Data in Biotech / Episode 42

How Bayesian Optimization Is Transforming Biotech R&D

with Wolfgang Halter, Head of Data Science & Bioinformatics at Merck Life Science

· 45:32

Key Takeaways

Bayesian optimization reduces experimental cycles by orders of magnitude

Traditional biotech R&D relies on grid search or one-factor-at-a-time experimentation, which scales poorly with the number of variables. Wolfgang explains how Bayesian optimization uses probabilistic models to intelligently select the next experiment, often finding optimal conditions in 10-20 experiments where traditional approaches would require hundreds.

Data infrastructure is the bottleneck, not algorithms

The algorithms for Bayesian optimization are well-established and available in open-source libraries. The real challenge is getting clean, consistent experimental data into a format the optimization engine can use. Wolfgang describes Merck’s investment in data engineering to connect lab instruments, LIMS systems, and optimization platforms into a coherent pipeline.

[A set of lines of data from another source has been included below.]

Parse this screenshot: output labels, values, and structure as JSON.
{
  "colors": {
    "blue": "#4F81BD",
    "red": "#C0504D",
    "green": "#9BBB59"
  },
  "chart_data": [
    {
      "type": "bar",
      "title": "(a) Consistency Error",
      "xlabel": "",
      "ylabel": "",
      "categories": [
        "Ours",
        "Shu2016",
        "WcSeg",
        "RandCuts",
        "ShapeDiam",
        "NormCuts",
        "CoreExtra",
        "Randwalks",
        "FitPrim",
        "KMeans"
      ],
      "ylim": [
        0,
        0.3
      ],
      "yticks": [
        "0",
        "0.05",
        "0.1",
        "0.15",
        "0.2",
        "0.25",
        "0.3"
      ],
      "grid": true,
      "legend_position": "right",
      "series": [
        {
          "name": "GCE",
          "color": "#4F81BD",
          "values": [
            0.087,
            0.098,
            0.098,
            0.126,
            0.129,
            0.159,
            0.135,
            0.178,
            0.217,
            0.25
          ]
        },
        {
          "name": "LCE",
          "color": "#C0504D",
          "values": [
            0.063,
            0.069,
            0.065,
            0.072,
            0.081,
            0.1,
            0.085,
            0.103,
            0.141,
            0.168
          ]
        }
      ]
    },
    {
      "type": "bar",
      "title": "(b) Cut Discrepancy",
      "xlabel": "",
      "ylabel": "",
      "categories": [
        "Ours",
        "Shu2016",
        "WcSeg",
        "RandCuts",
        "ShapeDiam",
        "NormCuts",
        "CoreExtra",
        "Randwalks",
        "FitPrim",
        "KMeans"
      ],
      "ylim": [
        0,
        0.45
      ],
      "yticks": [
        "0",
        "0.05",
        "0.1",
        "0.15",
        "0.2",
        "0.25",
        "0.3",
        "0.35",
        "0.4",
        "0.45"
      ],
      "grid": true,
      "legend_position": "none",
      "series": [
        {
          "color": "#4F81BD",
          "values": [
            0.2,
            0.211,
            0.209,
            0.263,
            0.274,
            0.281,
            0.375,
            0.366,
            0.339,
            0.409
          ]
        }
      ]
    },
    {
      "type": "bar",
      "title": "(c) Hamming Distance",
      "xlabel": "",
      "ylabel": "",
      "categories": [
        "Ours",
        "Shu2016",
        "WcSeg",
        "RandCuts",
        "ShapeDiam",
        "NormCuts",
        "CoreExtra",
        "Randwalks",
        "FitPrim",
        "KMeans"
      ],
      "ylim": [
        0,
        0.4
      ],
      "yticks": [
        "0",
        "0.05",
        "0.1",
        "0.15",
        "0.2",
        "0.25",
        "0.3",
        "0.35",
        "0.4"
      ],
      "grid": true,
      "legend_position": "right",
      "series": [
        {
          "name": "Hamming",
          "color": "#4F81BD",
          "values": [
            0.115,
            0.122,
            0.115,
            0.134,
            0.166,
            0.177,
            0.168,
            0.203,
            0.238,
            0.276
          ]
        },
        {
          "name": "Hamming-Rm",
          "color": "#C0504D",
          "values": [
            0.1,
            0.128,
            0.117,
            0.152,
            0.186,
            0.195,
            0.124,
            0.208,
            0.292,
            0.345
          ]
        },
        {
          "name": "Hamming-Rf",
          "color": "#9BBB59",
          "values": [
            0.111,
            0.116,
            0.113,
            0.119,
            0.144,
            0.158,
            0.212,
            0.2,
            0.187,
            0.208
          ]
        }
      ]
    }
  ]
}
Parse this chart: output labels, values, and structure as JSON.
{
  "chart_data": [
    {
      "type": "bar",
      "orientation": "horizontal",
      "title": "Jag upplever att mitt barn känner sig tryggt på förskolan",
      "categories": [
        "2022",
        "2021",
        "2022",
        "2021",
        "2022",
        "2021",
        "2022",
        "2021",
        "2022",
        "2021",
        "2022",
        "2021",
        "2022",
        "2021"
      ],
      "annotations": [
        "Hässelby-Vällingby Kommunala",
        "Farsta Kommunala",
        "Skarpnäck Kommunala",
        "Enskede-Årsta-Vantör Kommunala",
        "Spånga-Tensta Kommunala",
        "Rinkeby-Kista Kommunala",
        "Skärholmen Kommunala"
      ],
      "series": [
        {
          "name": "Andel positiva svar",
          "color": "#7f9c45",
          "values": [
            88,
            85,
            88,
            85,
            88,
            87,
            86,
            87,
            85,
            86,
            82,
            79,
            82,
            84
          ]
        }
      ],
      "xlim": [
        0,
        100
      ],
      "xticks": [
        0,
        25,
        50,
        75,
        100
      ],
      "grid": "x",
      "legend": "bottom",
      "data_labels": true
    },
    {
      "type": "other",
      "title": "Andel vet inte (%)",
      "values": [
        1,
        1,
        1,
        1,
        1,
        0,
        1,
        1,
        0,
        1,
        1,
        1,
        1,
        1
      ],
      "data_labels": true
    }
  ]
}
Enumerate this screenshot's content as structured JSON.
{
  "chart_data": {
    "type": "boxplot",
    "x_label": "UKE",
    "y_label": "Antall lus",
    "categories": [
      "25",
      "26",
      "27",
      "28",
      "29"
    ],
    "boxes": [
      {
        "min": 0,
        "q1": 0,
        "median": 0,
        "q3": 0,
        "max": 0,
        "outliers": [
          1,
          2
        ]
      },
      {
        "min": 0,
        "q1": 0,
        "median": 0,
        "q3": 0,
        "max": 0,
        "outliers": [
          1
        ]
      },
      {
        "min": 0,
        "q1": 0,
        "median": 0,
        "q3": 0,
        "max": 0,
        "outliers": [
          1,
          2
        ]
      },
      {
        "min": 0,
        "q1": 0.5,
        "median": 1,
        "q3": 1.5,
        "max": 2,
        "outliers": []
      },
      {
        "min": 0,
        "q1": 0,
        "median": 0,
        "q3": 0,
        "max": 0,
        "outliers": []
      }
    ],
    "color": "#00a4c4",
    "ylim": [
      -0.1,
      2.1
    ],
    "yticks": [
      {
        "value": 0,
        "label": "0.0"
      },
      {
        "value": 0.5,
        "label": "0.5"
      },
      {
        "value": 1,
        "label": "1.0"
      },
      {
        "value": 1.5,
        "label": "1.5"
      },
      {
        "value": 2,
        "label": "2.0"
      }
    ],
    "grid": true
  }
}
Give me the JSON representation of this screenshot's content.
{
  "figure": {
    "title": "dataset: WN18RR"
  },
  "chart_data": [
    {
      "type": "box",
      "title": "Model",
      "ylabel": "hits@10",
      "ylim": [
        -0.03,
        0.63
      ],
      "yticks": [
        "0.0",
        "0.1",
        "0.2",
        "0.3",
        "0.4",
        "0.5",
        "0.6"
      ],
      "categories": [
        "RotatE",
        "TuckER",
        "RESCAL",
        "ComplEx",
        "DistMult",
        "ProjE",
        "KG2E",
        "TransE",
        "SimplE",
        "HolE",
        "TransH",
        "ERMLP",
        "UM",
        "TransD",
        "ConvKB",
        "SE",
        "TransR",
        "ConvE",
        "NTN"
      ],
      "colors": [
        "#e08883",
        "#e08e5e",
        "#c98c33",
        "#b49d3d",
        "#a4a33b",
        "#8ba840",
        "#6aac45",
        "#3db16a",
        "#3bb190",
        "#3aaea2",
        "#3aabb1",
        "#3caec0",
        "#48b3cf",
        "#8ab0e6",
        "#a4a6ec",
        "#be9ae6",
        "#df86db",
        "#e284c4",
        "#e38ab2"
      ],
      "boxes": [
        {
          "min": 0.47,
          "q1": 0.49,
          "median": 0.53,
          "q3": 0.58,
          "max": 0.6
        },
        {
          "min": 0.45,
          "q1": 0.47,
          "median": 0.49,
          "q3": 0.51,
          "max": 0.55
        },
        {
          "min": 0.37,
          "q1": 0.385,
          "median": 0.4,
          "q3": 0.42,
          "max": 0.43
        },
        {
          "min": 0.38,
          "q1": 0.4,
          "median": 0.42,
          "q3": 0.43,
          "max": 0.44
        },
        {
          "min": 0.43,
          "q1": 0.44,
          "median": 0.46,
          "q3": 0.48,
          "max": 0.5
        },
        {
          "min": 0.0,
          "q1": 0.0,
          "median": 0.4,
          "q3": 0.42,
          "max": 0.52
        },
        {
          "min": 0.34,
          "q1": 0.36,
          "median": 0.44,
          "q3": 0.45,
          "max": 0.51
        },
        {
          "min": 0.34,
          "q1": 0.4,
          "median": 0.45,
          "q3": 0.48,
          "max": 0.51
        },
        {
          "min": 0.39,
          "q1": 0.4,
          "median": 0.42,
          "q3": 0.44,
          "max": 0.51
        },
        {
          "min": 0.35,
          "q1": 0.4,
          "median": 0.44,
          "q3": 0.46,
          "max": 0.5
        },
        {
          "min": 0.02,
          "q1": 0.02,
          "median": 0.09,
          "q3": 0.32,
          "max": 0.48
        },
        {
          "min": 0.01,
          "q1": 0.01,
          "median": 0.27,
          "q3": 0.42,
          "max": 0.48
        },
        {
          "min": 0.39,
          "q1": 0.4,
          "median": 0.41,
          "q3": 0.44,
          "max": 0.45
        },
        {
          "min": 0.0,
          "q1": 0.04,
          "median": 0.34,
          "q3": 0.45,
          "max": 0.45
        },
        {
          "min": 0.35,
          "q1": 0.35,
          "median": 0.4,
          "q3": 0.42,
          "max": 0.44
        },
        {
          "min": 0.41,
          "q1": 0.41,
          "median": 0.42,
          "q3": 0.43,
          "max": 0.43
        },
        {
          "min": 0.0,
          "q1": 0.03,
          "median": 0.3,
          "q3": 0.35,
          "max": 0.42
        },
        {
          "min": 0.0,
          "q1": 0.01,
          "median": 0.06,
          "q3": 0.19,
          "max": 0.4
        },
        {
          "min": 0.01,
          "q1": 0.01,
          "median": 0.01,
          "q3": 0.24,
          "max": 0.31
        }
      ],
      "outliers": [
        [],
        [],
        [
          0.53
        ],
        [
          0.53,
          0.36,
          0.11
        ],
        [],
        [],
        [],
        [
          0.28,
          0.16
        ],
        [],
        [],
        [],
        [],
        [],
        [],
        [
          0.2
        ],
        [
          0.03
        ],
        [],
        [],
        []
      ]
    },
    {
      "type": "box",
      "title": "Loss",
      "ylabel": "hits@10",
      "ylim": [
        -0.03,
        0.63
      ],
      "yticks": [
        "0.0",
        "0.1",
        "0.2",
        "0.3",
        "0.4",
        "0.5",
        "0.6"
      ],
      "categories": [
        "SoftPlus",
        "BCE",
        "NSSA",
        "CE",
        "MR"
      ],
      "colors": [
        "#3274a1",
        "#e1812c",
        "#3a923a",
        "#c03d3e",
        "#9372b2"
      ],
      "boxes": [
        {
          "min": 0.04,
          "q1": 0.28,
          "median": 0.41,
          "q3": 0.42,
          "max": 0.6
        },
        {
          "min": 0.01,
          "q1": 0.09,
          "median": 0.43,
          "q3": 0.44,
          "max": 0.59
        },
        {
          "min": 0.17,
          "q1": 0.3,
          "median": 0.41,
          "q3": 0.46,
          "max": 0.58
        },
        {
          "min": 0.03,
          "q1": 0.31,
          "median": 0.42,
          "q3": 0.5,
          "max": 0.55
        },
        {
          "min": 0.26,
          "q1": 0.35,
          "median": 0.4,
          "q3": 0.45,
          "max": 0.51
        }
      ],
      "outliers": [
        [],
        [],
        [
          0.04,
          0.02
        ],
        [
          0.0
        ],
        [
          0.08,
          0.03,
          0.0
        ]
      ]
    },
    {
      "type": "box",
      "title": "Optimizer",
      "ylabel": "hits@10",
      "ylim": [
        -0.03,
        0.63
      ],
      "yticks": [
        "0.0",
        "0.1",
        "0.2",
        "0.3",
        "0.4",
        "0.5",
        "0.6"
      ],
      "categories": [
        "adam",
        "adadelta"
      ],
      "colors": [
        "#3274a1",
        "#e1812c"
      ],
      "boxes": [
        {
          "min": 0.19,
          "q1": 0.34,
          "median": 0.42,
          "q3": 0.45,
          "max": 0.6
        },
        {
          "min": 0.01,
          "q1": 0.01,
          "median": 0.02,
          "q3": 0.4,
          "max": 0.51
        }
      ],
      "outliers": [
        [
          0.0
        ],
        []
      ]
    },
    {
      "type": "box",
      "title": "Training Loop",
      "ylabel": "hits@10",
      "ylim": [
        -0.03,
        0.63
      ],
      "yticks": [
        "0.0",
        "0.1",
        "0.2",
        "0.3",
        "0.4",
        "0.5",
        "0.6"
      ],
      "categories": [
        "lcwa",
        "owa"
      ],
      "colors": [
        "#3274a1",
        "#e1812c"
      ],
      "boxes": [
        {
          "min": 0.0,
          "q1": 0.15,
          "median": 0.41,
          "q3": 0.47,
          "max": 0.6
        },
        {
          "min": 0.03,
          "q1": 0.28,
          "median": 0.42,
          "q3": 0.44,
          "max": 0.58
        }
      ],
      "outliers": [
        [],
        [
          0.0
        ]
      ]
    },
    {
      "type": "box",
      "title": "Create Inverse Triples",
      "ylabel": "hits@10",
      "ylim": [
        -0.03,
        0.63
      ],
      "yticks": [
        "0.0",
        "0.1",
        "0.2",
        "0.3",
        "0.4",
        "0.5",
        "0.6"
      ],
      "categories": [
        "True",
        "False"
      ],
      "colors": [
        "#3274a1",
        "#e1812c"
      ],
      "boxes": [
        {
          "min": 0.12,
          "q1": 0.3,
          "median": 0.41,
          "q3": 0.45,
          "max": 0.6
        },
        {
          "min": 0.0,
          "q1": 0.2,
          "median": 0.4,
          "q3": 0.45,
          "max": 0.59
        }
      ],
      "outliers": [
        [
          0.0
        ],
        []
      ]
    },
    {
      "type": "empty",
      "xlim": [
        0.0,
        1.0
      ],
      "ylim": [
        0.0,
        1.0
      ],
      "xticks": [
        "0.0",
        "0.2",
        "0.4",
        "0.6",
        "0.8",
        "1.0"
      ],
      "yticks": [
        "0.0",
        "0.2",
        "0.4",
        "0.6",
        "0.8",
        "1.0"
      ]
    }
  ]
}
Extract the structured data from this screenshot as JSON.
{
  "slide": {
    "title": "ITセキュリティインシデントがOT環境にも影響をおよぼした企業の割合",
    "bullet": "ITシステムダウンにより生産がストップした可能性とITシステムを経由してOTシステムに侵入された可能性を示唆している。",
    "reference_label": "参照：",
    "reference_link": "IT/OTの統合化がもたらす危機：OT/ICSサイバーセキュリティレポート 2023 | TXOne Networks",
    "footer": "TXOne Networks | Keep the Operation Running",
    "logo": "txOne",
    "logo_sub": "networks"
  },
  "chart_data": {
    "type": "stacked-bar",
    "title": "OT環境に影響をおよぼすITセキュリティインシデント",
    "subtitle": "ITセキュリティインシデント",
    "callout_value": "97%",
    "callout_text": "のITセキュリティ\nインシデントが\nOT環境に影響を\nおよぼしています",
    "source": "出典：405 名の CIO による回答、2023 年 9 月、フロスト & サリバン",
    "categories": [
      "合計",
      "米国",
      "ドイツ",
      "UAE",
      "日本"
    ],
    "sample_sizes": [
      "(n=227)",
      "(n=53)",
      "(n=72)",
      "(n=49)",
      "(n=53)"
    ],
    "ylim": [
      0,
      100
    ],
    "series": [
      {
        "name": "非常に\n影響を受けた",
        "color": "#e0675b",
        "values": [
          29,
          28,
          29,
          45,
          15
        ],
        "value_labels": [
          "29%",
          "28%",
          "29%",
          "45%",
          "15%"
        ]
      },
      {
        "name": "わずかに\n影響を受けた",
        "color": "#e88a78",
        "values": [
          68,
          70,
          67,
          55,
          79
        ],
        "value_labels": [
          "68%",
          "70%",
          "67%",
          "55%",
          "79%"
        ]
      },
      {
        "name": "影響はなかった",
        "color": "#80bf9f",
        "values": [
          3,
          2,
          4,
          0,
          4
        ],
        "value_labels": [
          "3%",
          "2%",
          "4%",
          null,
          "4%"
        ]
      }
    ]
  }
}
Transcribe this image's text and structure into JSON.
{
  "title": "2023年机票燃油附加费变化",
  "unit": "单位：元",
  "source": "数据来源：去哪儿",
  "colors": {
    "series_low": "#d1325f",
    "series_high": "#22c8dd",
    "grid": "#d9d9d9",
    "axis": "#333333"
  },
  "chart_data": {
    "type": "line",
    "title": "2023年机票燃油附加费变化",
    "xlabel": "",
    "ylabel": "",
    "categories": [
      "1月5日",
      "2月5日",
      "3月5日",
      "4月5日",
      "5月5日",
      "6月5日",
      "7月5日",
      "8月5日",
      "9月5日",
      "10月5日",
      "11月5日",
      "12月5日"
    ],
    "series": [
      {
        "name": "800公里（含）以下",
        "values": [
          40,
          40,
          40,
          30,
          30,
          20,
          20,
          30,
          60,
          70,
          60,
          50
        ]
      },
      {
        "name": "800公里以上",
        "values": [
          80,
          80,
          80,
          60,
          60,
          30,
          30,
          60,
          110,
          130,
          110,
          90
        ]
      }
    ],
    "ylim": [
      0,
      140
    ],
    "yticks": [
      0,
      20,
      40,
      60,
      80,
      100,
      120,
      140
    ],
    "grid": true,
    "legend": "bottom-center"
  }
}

Domain expertise remains essential

Despite the power of algorithmic optimization, Wolfgang emphasizes that domain scientists remain critical. The optimization engine proposes experiments, but scientists must validate that proposals are physically feasible, interpret unexpected results, and define the objective functions that capture what “better” actually means in a biological context.

Full Transcript

[Full transcript to be added]

Transcript not yet available for this episode.

Frequently Asked Questions

What is Bayesian optimization and how is it used in biotech?
Bayesian optimization is a sequential model-based approach to finding optimal experimental conditions with minimal experiments. In biotech, it guides decisions about which experiments to run next, dramatically reducing the number of trials needed to optimize processes like fermentation, formulation, and assay development.
How much can Bayesian optimization reduce R&D costs?
Depending on the application, Bayesian optimization can reduce the number of required experiments by 50-90% compared to traditional design of experiments (DoE) approaches, translating directly to lower material costs, faster timelines, and reduced labor.
What data infrastructure is needed to implement Bayesian optimization?
You need clean, structured experimental data with consistent metadata, a system for tracking experimental parameters and outcomes, and integration between your optimization engine and laboratory information management system (LIMS). The modeling itself is computationally lightweight — the data pipeline is the hard part.